The money we invested had come a full circle, she said, “from where we started in Nambour, round the circle, and back to the Sunshine Coast.”

“I looked at him and I said, ‘that’s an awful lot of lamingtons I made for you’.” 

Dr Kesby’s PhD laid the groundwork for research into the link between vitamin D deficiency and schizophrenia.

Ilvana Dzafic, who has recently completed her PhD, was another recipient of the award. Her research looks at predicting the risk of schizophrenia, which may help in diagnosis.

Aurélie Flaive, a University of Geneva Master of Interdisciplinary Neurosciences graduate, has just been announced as the 2017 recipient. Ms Flaive will join QCMHR’s Developmental Neurobiology laboratory at QBI to research the relationship between dopamine and schizophrenia. 

Going the full circle: seeing the research they funded

Mrs Garrett and other original organisers make an annual trip to QBI to meet with the Institute’s mental health researchers and the students whose work they have funded.

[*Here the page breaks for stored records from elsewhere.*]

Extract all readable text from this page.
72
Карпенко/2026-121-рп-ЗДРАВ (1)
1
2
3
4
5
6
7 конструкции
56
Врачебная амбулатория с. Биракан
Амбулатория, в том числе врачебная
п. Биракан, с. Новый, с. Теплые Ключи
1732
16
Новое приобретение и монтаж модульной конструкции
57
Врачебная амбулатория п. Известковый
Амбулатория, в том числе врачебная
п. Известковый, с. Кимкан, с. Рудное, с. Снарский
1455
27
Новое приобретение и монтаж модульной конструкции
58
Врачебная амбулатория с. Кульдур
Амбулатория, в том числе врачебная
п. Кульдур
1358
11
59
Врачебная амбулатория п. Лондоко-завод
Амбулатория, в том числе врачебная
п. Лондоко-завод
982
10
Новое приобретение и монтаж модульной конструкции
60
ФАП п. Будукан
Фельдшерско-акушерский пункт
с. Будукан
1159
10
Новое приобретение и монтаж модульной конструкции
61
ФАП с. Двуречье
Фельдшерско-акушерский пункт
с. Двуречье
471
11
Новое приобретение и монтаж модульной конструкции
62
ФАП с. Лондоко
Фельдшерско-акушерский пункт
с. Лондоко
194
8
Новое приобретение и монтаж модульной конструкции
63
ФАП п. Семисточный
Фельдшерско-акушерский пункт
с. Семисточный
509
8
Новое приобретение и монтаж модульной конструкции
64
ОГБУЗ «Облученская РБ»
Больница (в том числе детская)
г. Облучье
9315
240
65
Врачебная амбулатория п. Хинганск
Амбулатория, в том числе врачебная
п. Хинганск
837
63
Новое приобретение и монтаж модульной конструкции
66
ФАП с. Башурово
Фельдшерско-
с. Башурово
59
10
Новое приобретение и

QBI clinical mental health researcher, Professor John McGrath has known the group since ARAFMI.for many years. 

“You were out there, in the trenches, trying to get better services for your children, your loved ones, your relatives – and you have my respect for that,” Professor McGrath said to the group at a recent annual visit to QBI.

“We know we need more services, but what we really want is to prevent the illness, and we want to cure it. That is what we must aim for,” he said. 

Mrs Garrett is aware it’s unlikely schizophrenia will be cured in her lifetime, but hopes the research will end the suffering of those to come after.

“I’m so grateful that you’re all putting so much effort and time into all this research,” Mrs Garrett told James and the other schizophrenia researchers. “It means the world to me, because I’ve got eight grandchildren and 11 great-grandchildren, and I’d just hate to see them go through what we went through with their loved ones, should they develop schizophrenia,” she said.